The Metaverse was in the spotlight recently when Facebook CEO Mark Zuckerberg renamed the company “Meta”, describing it as a “social technology company.”
The impact of this virtual world on our society is impossible to predict. Futurologists hope it can bring people closer, reduce environmental impact, and provide economic, social, educational, and professional benefits to its users.
Blockchain
After years of uncertainty, blockchain has finally been recognized as a possible solution to many of the technological challenges that arise in everyday life
Industry spending on blockchain is projected to exceed $ 11.7 billion by 2022.
But blockchain has already disrupted some key industries—such as finance, governance, transportation, supply chain, healthcare, philanthropy, and many more—and will continue to do so.
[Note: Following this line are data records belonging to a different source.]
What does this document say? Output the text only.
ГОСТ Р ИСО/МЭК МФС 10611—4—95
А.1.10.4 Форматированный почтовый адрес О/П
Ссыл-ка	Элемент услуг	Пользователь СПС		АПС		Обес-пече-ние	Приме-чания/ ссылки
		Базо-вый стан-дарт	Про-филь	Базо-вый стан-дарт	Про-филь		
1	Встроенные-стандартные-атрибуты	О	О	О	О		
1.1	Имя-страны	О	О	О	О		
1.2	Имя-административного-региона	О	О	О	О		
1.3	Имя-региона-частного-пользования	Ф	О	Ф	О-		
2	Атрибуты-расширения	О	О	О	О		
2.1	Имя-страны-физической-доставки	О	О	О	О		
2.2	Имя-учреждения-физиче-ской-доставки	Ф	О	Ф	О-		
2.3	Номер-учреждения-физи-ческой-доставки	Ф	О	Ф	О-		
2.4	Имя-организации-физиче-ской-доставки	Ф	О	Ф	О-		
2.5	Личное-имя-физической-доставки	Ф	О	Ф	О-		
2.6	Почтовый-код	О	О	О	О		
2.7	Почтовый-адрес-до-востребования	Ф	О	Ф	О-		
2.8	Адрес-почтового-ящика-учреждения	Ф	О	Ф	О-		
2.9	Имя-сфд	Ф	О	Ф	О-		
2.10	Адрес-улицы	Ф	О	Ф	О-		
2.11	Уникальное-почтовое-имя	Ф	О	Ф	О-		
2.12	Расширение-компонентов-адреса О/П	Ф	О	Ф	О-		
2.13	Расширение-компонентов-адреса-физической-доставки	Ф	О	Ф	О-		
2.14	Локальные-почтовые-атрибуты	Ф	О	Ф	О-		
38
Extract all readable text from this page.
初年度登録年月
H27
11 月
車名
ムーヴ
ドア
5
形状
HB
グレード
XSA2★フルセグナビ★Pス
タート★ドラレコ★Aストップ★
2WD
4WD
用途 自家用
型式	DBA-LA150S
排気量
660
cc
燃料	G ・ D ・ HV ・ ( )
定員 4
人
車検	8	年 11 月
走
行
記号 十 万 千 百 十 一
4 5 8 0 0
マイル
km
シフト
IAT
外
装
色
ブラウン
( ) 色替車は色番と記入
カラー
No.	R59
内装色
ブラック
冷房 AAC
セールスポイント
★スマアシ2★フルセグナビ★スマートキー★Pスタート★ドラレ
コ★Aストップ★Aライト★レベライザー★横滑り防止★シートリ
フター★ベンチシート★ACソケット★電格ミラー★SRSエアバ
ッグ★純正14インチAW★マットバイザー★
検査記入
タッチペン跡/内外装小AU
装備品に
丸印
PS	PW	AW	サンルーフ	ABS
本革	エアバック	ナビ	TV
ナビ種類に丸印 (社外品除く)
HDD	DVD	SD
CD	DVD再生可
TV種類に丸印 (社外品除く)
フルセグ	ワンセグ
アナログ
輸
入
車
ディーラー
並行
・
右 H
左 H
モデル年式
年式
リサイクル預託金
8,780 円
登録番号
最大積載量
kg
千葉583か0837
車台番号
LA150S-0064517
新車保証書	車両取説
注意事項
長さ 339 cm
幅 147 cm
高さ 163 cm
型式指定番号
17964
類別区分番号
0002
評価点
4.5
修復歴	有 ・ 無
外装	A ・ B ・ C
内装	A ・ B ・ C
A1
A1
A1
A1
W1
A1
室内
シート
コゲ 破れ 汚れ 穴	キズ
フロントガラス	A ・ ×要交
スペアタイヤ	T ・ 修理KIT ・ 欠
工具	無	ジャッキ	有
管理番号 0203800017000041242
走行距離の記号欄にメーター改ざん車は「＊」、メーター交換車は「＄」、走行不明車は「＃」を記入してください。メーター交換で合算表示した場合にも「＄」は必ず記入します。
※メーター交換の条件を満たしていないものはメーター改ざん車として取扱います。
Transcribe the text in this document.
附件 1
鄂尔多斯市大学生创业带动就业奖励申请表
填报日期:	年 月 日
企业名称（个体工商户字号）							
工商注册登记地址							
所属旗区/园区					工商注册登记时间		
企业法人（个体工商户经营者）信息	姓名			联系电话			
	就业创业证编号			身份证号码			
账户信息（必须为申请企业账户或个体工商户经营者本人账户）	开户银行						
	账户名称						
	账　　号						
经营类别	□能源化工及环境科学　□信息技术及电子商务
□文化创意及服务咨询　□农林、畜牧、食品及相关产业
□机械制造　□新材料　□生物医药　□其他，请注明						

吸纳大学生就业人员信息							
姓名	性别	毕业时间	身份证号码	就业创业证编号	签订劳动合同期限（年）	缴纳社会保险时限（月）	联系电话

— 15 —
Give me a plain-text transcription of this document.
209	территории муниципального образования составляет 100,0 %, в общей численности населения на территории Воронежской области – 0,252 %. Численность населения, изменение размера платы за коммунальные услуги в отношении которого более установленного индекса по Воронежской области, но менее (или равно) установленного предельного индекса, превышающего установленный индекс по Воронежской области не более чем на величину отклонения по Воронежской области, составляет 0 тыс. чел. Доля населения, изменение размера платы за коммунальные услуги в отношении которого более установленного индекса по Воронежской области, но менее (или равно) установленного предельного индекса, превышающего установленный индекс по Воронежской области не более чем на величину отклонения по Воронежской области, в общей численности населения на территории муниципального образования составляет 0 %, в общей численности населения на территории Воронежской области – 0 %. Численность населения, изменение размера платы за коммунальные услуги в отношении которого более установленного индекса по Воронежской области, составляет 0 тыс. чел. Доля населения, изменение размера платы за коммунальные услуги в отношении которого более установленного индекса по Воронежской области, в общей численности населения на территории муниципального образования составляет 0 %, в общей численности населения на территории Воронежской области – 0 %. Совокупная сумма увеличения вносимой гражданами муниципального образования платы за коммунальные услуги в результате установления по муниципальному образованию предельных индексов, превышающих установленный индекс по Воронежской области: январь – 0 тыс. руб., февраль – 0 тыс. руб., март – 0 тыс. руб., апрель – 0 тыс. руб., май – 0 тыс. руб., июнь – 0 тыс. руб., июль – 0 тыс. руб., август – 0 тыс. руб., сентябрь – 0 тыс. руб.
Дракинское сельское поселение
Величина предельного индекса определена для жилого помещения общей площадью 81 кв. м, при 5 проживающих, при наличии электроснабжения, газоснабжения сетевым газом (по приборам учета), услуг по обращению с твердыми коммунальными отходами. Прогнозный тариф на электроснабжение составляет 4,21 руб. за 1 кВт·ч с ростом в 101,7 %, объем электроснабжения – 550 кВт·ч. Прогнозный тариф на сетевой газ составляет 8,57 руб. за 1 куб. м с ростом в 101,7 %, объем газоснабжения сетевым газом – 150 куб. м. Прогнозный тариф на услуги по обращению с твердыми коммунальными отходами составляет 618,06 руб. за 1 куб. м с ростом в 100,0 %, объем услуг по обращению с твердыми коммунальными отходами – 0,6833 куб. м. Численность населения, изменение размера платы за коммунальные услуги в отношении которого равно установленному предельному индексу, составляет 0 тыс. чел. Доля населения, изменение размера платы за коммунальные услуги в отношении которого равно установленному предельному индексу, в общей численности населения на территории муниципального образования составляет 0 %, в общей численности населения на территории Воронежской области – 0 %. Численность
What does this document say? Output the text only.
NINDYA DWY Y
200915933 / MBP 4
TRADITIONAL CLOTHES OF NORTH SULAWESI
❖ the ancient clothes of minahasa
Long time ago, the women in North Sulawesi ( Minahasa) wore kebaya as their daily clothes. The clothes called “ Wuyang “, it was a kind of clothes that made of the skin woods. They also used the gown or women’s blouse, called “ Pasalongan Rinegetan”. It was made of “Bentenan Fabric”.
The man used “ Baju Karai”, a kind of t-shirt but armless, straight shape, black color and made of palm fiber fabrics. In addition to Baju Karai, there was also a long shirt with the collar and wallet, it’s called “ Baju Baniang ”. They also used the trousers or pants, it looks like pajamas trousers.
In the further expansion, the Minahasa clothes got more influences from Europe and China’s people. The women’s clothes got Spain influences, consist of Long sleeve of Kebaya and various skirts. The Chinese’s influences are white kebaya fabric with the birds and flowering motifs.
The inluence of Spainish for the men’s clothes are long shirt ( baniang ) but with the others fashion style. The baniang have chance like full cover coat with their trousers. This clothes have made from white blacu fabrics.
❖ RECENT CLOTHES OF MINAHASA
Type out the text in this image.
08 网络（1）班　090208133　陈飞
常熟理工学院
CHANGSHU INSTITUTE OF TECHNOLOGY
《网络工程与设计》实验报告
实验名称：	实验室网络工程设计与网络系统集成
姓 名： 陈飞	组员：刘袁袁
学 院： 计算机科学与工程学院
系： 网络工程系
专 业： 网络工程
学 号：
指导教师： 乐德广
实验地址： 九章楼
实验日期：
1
Its rise will ensure a future of safer, more reliable, and more transparent transactions.
Conclusion
“ You can’t connect the dots looking forward, you can only connect them looking backward. So, you have to trust that somehow, in the future, the dots will come together, ”Steve Jobs said in a speech to Stanford University students in 2005.
All the technologies reported here already existed before 2022 and will not reach full maturity even in this new year. However, there is no doubt that they will continue to evolve, advance, and disrupt our lives in ways we cannot yet imagine. They will help us to connect all the dots.